Being or not a writer
I had a great exchange with a friend some days ago, one of the questions we talked about was "what exactly makes someone a writer?". A friend of mine told me some time ago that if I wrote, I shouldn't be ashamed to call myself an author or a writer, as I was de facto one. But time and time again I find myself going back to this question and I can't really agree with this answer.
To me, being a writer is a job. With it comes obligations, expectations. If people love your books, you have to write more. If you want to live through your art, your books have to be likeable, to reach an audience, to be propelled and marketed. Sure it comes from the heart and like a lot of things it's an art, but personally, taking the author mantel is akin to agree to a job position.
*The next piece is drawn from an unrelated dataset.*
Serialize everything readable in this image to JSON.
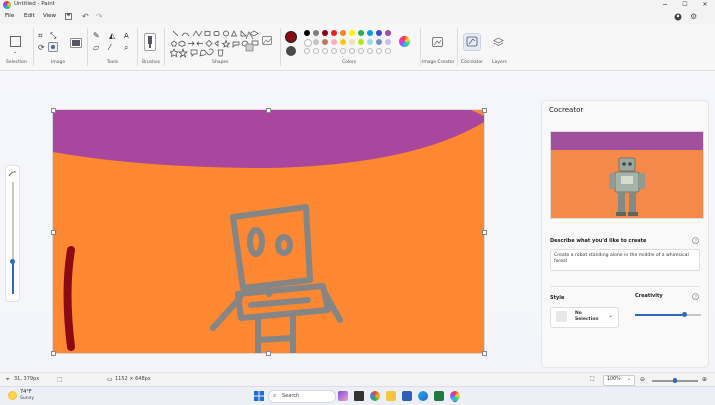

I don't write to be recognised, even this blog isn't there for that. I write because I need things to get out of my head, to lay what I feel on (digital) paper. Because doing so makes me feel relieved, lighter. If this resonates with other people, it's great and will always be a way to exchange, to discover others.
At its core, how I write is mainly a tool for me to lighten my mind. Hence why, while I love science fiction and fantasy books, my two books were in the auto-fiction genre. Therefore I would never be able to turn writing into a job I think, I couldn't deal with my relieving tool turning slowly into an obligation, to have expectations resting on my shoulders, people waiting for me.
Writing frees me, it soothe my mind and help me to deal with the world and events happening in my life. And I hope with all my heart I'll never turn it into a job.